The US response to Wikileaks has been an interesting illustration of both the limits and extent of state power in an age of transnational information flows. The problem for the US has been quite straightforward. The Internet makes it more difficult for states (even powerful ones such as the US) to control information flows across their own borders and others. [The jurisdictional problems of the Internet] makes it much harder for the US and other actors to use the traditional tools of statecraft[...] However, there is a set of tools that states can use to greater effect. The Internet and other networks provide some private actors with a great deal of effective transnational power. Banks that operate across multiple jurisdictions can shape financial flows between these jurisdictions.

The Internet has this amazing and annoying problem that’s baked pretty deeply in to its architecture - it is designed to move information as efficiently as possible. This makes censorship attempts backfire every time. Somehow, no one has learned this.

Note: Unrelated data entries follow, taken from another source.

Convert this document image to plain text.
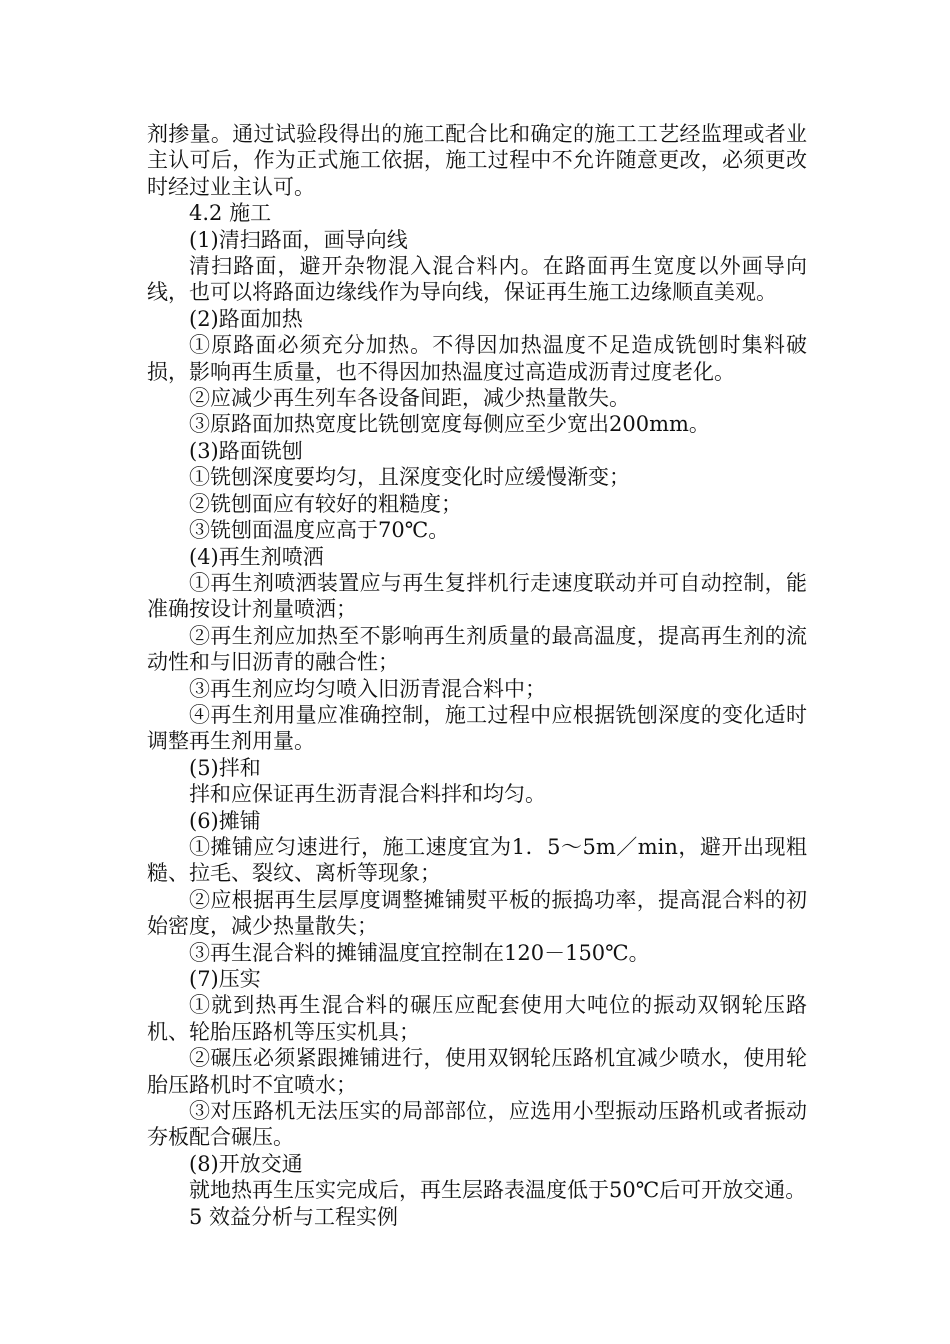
剂掺量。通过试验段得出的施工配合比和确定的施工工艺经监理或者业主认可后，作为正式施工依据，施工过程中不允许随意更改，必须更改时经过业主认可。

4.2 施工

(1)清扫路面，画导向线

清扫路面，避开杂物混入混合料内。在路面再生宽度以外画导向线，也可以将路面边缘线作为导向线，保证再生施工边缘顺直美观。

(2)路面加热

①原路面必须充分加热。不得因加热温度不足造成铣刨时集料破损，影响再生质量，也不得因加热温度过高造成沥青过度老化。

②应减少再生列车各设备间距，减少热量散失。

③原路面加热宽度比铣刨宽度每侧应至少宽出200mm。

(3)路面铣刨

①铣刨深度要均匀，且深度变化时应缓慢渐变；

②铣刨面应有较好的粗糙度；

③铣刨面温度应高于70℃。

(4)再生剂喷洒

①再生剂喷洒装置应与再生复拌机行走速度联动并可自动控制，能准确按设计剂量喷洒；

②再生剂应加热至不影响再生剂质量的最高温度，提高再生剂的流动性和与旧沥青的融合性；

③再生剂应均匀喷入旧沥青混合料中；

④再生剂用量应准确控制，施工过程中应根据铣刨深度的变化适时调整再生剂用量。

(5)拌和

拌和应保证再生沥青混合料拌和均匀。

(6)摊铺

①摊铺应匀速进行，施工速度宜为1．5～5m／min，避开出现粗糙、拉毛、裂纹、离析等现象；

②应根据再生层厚度调整摊铺熨平板的振捣功率，提高混合料的初始密度，减少热量散失；

③再生混合料的摊铺温度宜控制在120－150℃。

(7)压实

①就到热再生混合料的碾压应配套使用大吨位的振动双钢轮压路机、轮胎压路机等压实机具；

②碾压必须紧跟摊铺进行，使用双钢轮压路机宜减少喷水，使用轮胎压路机时不宜喷水；

③对压路机无法压实的局部部位，应选用小型振动压路机或者振动夯板配合碾压。

(8)开放交通

就地热再生压实完成后，再生层路表温度低于50℃后可开放交通。

5 效益分析与工程实例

4) Shooting the messenger is a fast way to being uninformed. Disabling, hobbling, and otherwise subjecting tools to political will is a very dangerous path. Amazon has a great business around providing “elastic” computing and hosting services to companies, and I’m going to bet that anyone using Amazon’s services is re-examining their hosting choices right about now. Breaking the DNS system to take the main wikileaks site off the web – I’m sure that sounded like a brilliant idea, and it’s going to reignite a debate around the US’s control of huge swaths of the DNS system, and probably make that power very difficult to enact both politically and technically. Again, the trust in what was considered a trusty tool has been eroded, and anyone working on hot-button issues is going to take extra care such that they have secondary systems to provide future resiliency against a similar attack. Beyond the points made in (3), we’re hurting normal business that trusts these services to be reliable. Ethan Zuckerman has a good Q&A about this at the Columbia Journalism Review

5) Don’t forget the real story. Did Julian Assange actually commit a crime in the US? He’s not a citizen, he didn’t do any of this in the US, and he’s not the one who stole the classified documents. And he hasn’t been charged with a crime (in the US, yet). Are we really pursuing someone for re-broadcasting already leaked, classified documents? That worked so well with the Pentagon Papers.

Hey, at least we live in interesting times.